Nesse sentido, o romance se aproxima não só de uma montagem cinematográfica como a de História do Cinema, de Godard, mas também de livros-montagem como Guerra camponesa no Contestado, de Jean-Claude Bernardet, e O mez da grippe, de Valêncio Xavier. Marilene Weinhardt lembra que tanto Bernardet quanto Valêncio Xavier estão ligados à prática cinematográfica. Em ambos, o princípio da montagem é explorado com presteza e a narrativa é composta por um conjunto de reportagens, depoimentos, cacos da história que desconstroem a linearidade tradicional, bem como o discurso unívoco: “Contemporaneamente, quando o narrador se disfarça atrás de recortes e colagens, não busca a objetividade, mas pluralidade. Ele não aparece, mas existe, está sempre lá, em cada escolha, espiando pelas fendas entre os fragmentos (WEINHARDT, 2000). 
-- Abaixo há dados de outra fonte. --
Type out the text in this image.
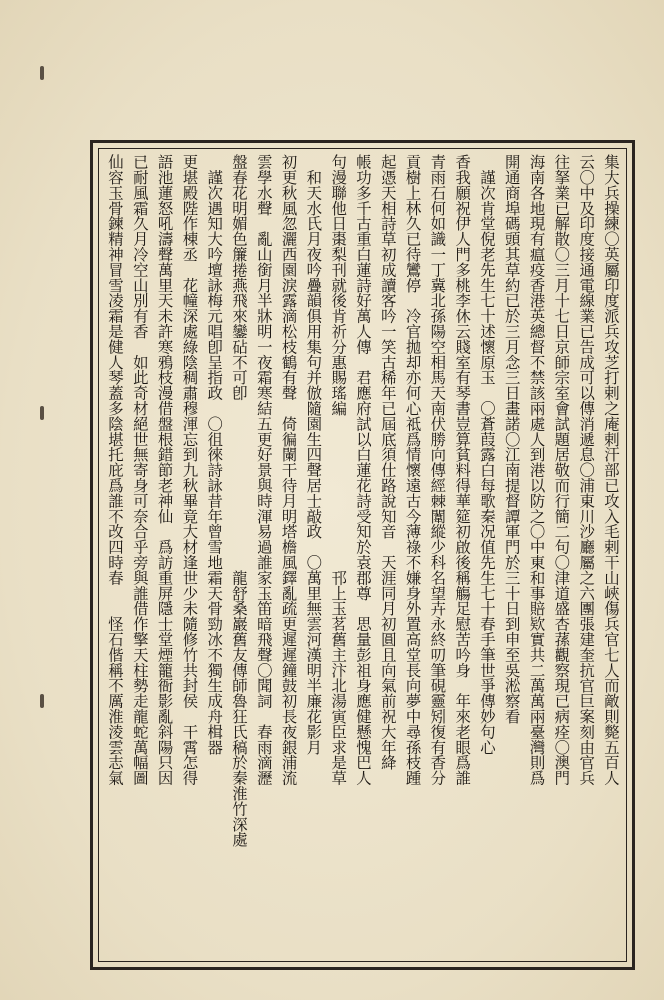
集大兵操練〇英屬印度派兵攻芝打剌之庵剌汗部已攻入毛剌干山峽傷兵官七人而敵則斃五百人
云〇中及印度接通電線業已告成可以傳消遞息〇浦東川沙廳屬之六團張建奎抗官巨案刻由官兵
往拏業已解散〇三月十七日京師宗室會試題居敬而行簡二句〇津道盛杏蓀觀察現已病痊〇澳門
海南各地現有瘟疫香港英總督不禁該兩處人到港以防之〇中東和事賠欵實共二萬萬兩臺灣則爲
開通商埠碼頭其草約已於三月念三日畫諾〇江南提督譚軍門於三十日到申至吳淞察看
　謹次肯堂倪老先生七十述懷原玉　〇蒼葭露白每歌秦况值先生七十春手筆世爭傳妙句心
香我願祝伊人門多桃李休云賤室有琴書豈算貧料得華筵初啟後稱觴足慰苦吟身　年來老眼爲誰
青雨石何如識一丁冀北孫陽空相馬天南伏勝向傳經棘闈縱少科名望卉永終叨筆硯靈矧復有香分
貢樹上林久已待鸞停　冷官拋却亦何心祗爲情懷遠古今薄祿不嫌身外置高堂長向夢中尋孫枝踵
起憑天相詩草初成讀客吟一笑古稀年已屆底須仕路說知音　天涯同月初圓且向氣前祝大年絳
帳功多千古重白蓮詩好萬人傳　君應府試以白蓮花詩受知於袁郡尊　思量彭祖身應健懸愧巴人
句漫聯他日棗梨刊就後肯祈分惠賜瑤編　　　　　　　　　　邗上玉茗舊主汴北湯寅臣求是草
　和天水氏月夜吟疊韻俱用集句并倣隨園生四聲居士敲政　〇萬里無雲河漢明半廉花影月
初更秋風忽灑西園淚露滴松枝鶴有聲　倚徧闌干待月明塔檐風鐸亂疏更遲遲鐘鼓初長夜銀浦流
雲學水聲　亂山銜月半牀明一夜霜寒結五更好景與時渾易過誰家玉笛暗飛聲〇聞詞　春雨滴瀝
盤春花明媚色簾捲燕飛來鑾砧不可卽　　　　　　　　　　　龍舒桑巖舊友傳師魯狂氏稿於秦淮竹深處
　謹次遇知大吟壇詠梅元唱卽呈指政　〇徂徠詩詠昔年曾雪地霜天骨勁冰不獨生成舟楫器
更堪殿陛作棟丞　花幢深處綠陰稠肅穆渾忘到九秋畢竟大材逢世少未隨修竹共封侯　干霄怎得
語池蓮怒吼濤聲萬里天未許寒鴉枝漫借盤根錯節老神仙　爲訪重屏隱士堂煙籠衙影亂斜陽只因
已耐風霜久月冷空山別有香　如此奇材絕世無寄身可奈合乎旁與誰借作擎天柱勢走龍蛇萬幅圖
仙容玉骨鍊精神冒雪凌霜是健人琴蓋多陰堪托庇爲誰不改四時春　　怪石偕稱不厲淮淩雲志氣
Os discursos contraditórios vão aparecendo a todo o momento no mosaico de Schüler. É o que pode ser percebido em duas passagens do livro. A primeira se refere à carta que um imigrante alemão que vivia na região do Contestado endereça a sua filha. O documento reproduz o discurso cientificista do final do século XIX, que perdurou na época do conflito:

O que me preocupa és tu, minha filha, o sangue que deverás conservar puro. Sangue, uma vez maculado, não se purifica nunca mais. A macha fica. (...) O caboclo é uma raça degenerada e doente, irrecuperavelmente doente. Há doenças que só se extirpam com o aniquilamento dos doentes. Vê a preguiça. A preguiça é a doença da raça inferior (SCHÜLER, 2005).

O segundo fragmento questiona a polarização do binômio civilização-barbárie, desconstruindo o discurso tradicional:

Não caia no equívoco de enquadrar o Império Caboclo na surrada antinomia civilização-barbárie. Se você quiser aplicá-la ao século XIX, vá lá. Mas tome cuidado. Se funcionou em José de Alencar, em Machado de Assis não funciona mais. (...) Bárbaro o caboclo não é. Quero acompanhá-lo em todas as suas contradições (SCHÜLER, 2005).

Os dois momentos, o tradicional e o crítico, se chocam, produzindo aquela flutuação de ideologias a que se refere Marilene Weinhardt. Em meio à narrativa de Donaldo, a montagem vai criando um estranhamento, desautomatizando, assim, a nossa percepção dos próprios fatos narrados. Entre o duelo de caboclos e militares, encontramos propagandas da época, documentos militares ou notas jornalísticas. No entanto, Donaldo não pretende fazer historiografia, mas sim literatura.